L’œuvre 4 est par contre ambiguë, les deux lectures précédentes sont autorisées. Il en est de même sur le disque (mais pas sur le socle) de la Fig. 5. En fait, les œuvres 4 et 5 traduisent avant tout un espace rythmé par les pleins et les vides, comme la Fig. 6 qui «représente» aussi une croix.
Une même exploitation du jeu plein-vide se trouve illustrée sur la croix (Fig. 7) de la couturière Dominik, de Lantabat. Sur le bras horizontal, les éléments fusiformes évidés mettent en valeur six triangles accolés par leur base et leur sommet. En haut du montant vertical, les six éléments fusiformes sont seuls indiqués; en bas fuseaux et triangles confondus rythment l’espace. Il nous semble net que le maître a eu ici une claire conscience des possibilités offertes par le dialogue plein-vide. Bien que nous ayons tendance à ne considérer le plus souvent que les éléments en relief, cette œuvre offre par endroits plusieurs possibilités de lecture.

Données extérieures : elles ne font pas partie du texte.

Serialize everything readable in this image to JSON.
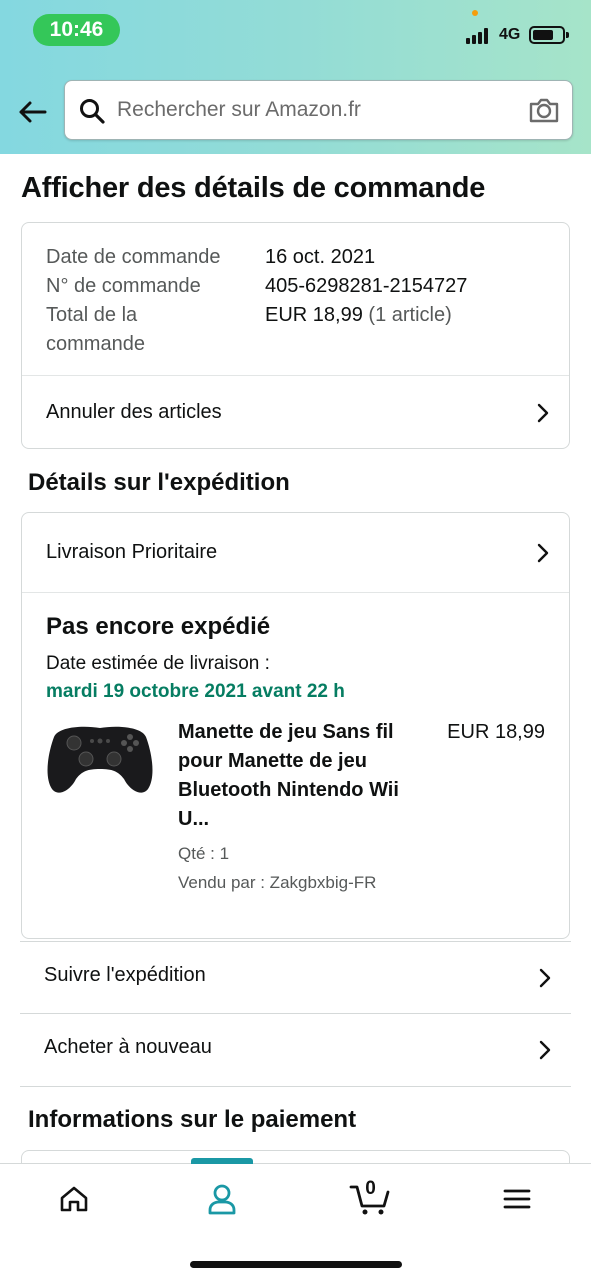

La figure 8 illustre un élément cruciforme formé de quatre éléments en fuseau. Que «représente-t-elle? » Une croix évidée construite sur les axes V et H ou quatre triangles en relief disposés selon les axes secondaires? De même, comment lire les Fig. 9 A-B, faut-il y voir quatre éléments fusiformes disposés sur les axes secondaires et délimités par la base de quatre (le carré), ou une stylisation de la croix à branches curvilignes? Les maîtres le savaient-ils ou se contentaient-ils de reproduire des façons de faire, c’est-à-dire un style? L’abondance de ces sortes de croix pourrait se comprendre si l'on admet qu'elles traduisent également (et avant tout?) un jeu de rapports entre pleins et vides construits autour de l'élément fusiforme (voir aussi Fig. 10, 17, 26).


Fig. 10, avant tout chose les croix A et B matérialisent des équilibres entre des vides (élément fusiforme) et des pleins (les triangles qu’ils ménagent entre eux), en outre ces vides et ces pleins sont étroitement liés. On peut lire de la même façon les Fig. C et D et la Fig. 11 attirera l’attention, soit sur les éléments en fuseau (A), soit sur la croix qu’ils délimitent (B).



La différence profonde entre Fig. 8 et 9 d'une part et 11 A-B et 11 C-D d’autre part, est la rotation de 45° effectuée par l’élément cruciforme (voir également le socle Fig. 12). Les maîtres ont manifestement joué avec les possibilités offertes par les rapports plein-vide et l’élément fusiforme. Ils en avaient conscience. D’autres exemples nous le montrent également.
 Fig. 12, mise en scène d’un espace rythmé par les pleins et les vides où l’élément fusiforme par sa répétition joue un rôle essentiel.
 Fig. 13, l’espace est uniquement rythmé par l'élément fusiforme évidé et les parties en relief qu’il laisse apparaître. Faut-il accorder plus d’importance à ces dernières parce qu’elles sont en relief? que «représente» cette œuvre?

Les Fig. 16 et 17 autorisent les mêmes ambiguïtés de lecture, même si une croix apparaît «évidente» Fig. 17.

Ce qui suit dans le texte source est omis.